Wozniak, the speed-talking, perpetually glass-half-full inventor of the personal computer, sees a parallel between his original concept for the Apple floppy disk and Fusion-io's product strategy. "In this case, I said, let's take the chips and plug them straight into the computer, like you would a disk drive. Then I said, let's make the computer memory the digital memory."
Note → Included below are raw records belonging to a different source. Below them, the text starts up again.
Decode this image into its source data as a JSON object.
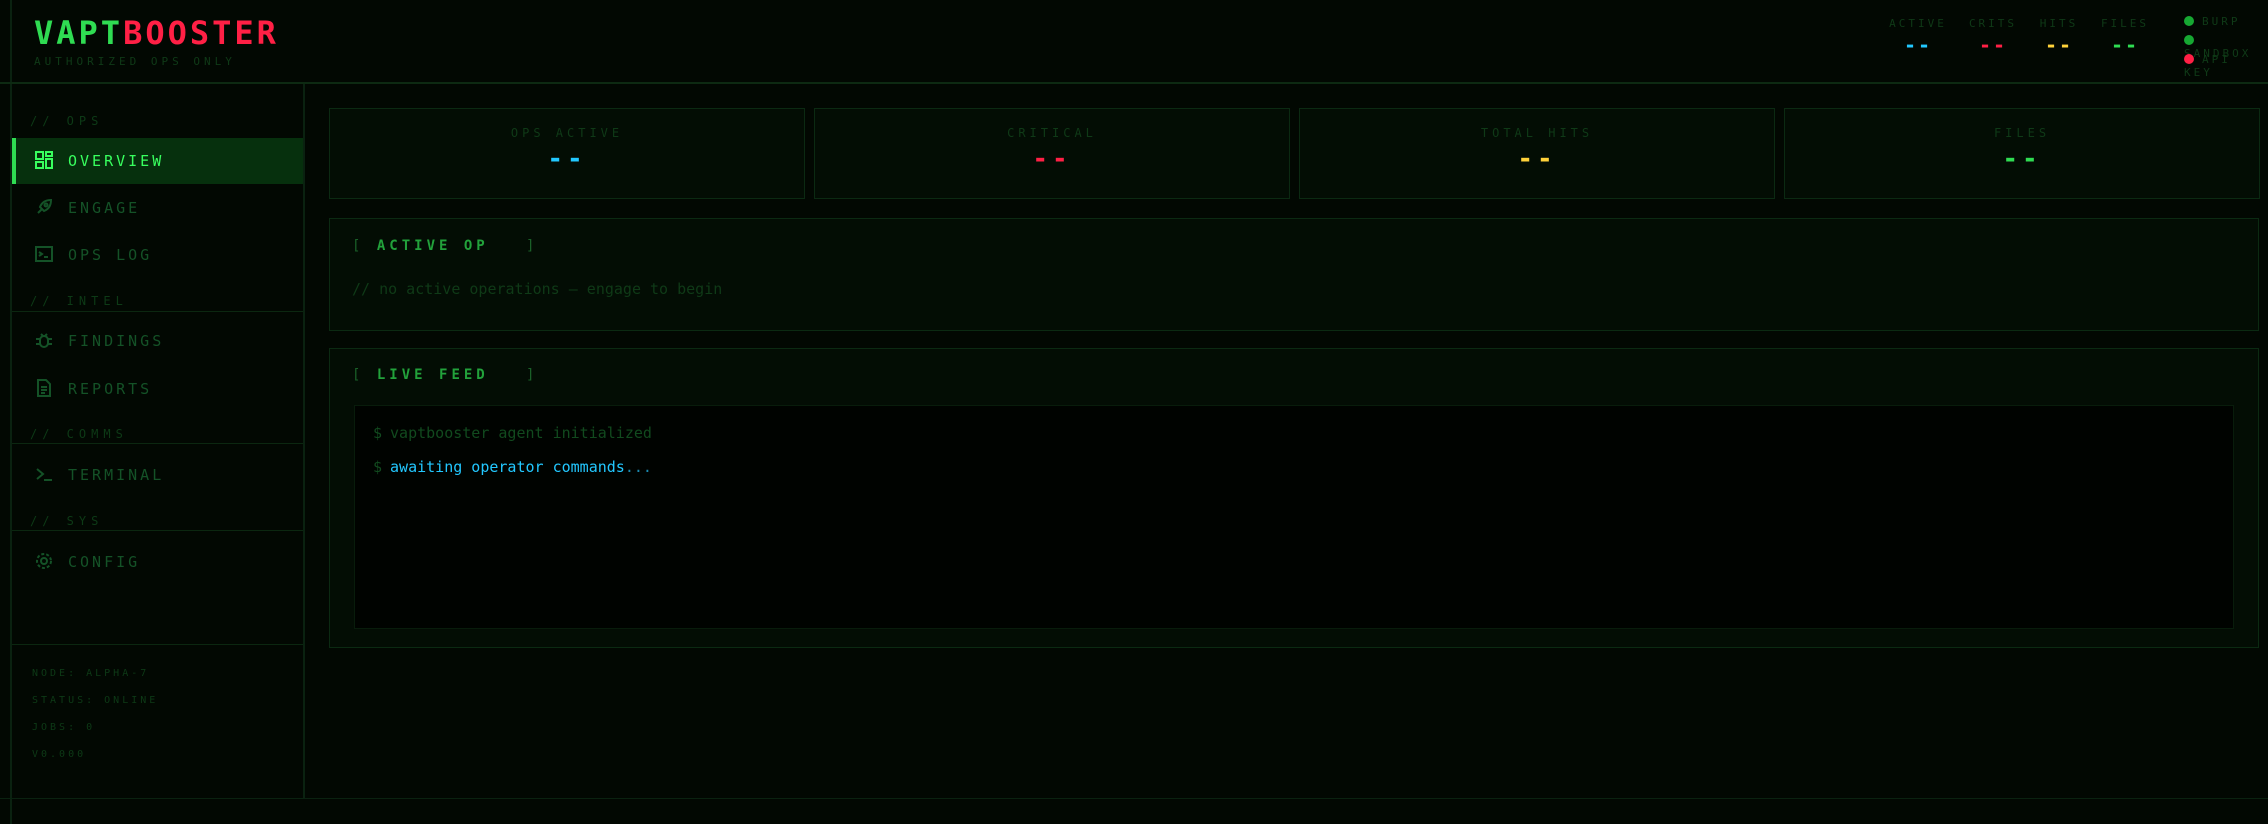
{
  "header": {
    "logo_part1": "VAPT",
    "logo_part2": "BOOSTER",
    "tagline": "AUTHORIZED OPS ONLY",
    "stats": [
      {
        "label": "ACTIVE",
        "value": "--",
        "color": "#22c8ff"
      },
      {
        "label": "CRITS",
        "value": "--",
        "color": "#ff2045"
      },
      {
        "label": "HITS",
        "value": "--",
        "color": "#ffd23a"
      },
      {
        "label": "FILES",
        "value": "--",
        "color": "#2fdc52"
      }
    ],
    "services": [
      {
        "label": "BURP",
        "color": "#16a832"
      },
      {
        "label": "SANDBOX",
        "color": "#16a832"
      },
      {
        "label": "API KEY",
        "color": "#ff2045"
      }
    ]
  },
  "sidebar": {
    "sections": {
      "ops": "// OPS",
      "intel": "// INTEL",
      "comms": "// COMMS",
      "sys": "// SYS"
    },
    "items": [
      {
        "label": "OVERVIEW",
        "icon": "dashboard-icon"
      },
      {
        "label": "ENGAGE",
        "icon": "rocket-icon"
      },
      {
        "label": "OPS LOG",
        "icon": "terminal-box-icon"
      },
      {
        "label": "FINDINGS",
        "icon": "bug-icon"
      },
      {
        "label": "REPORTS",
        "icon": "document-icon"
      },
      {
        "label": "TERMINAL",
        "icon": "prompt-icon"
      },
      {
        "label": "CONFIG",
        "icon": "gear-icon"
      }
    ],
    "meta": {
      "node": "NODE: ALPHA-7",
      "status": "STATUS: ONLINE",
      "jobs": "JOBS: 0",
      "version": "V0.000"
    }
  },
  "cards": [
    {
      "label": "OPS ACTIVE",
      "value": "--",
      "color": "#22c8ff"
    },
    {
      "label": "CRITICAL",
      "value": "--",
      "color": "#ff2045"
    },
    {
      "label": "TOTAL HITS",
      "value": "--",
      "color": "#ffd23a"
    },
    {
      "label": "FILES",
      "value": "--",
      "color": "#2fdc52"
    }
  ],
  "active_op": {
    "title_open": "[",
    "title": "ACTIVE OP",
    "title_close": "]",
    "empty": "// no active operations — engage to begin"
  },
  "live_feed": {
    "title_open": "[",
    "title": "LIVE FEED",
    "title_close": "]",
    "prompt": "$",
    "line1": "vaptbooster agent initialized",
    "line2": "awaiting operator commands",
    "line2_suffix": "..."
  }
}
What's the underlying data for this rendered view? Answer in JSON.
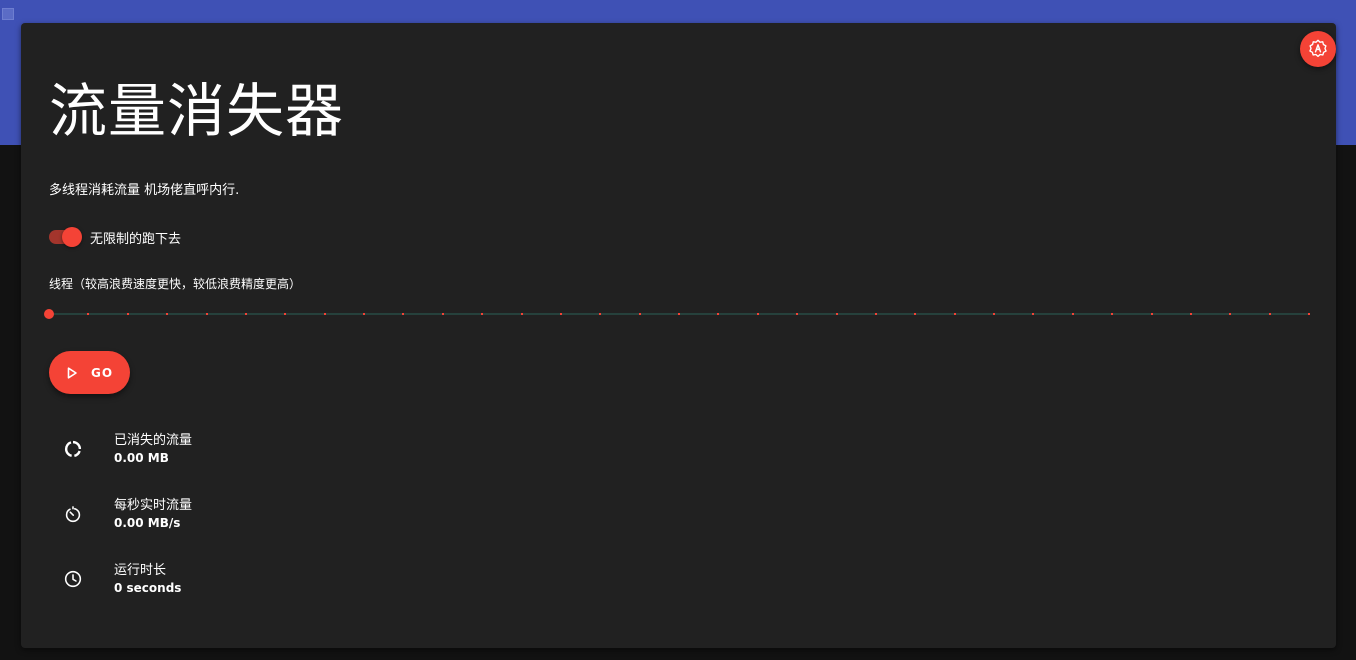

Wozniak thinks NAND flash memory will eventually replace long-term storage. "The bottleneck to speed during production and post is storage, and Fusion-io solves that," he said. Without the bottlenecks, he continued, CPUs and GPUs can operate at full capacity. "How did we make this happen?" Wozniak rhetorically asked the audience. "We're not a storage company and we don't have to worry about killing off our other storage devices. It took crossing a lot of different disciplines but, often, that's how great things get started."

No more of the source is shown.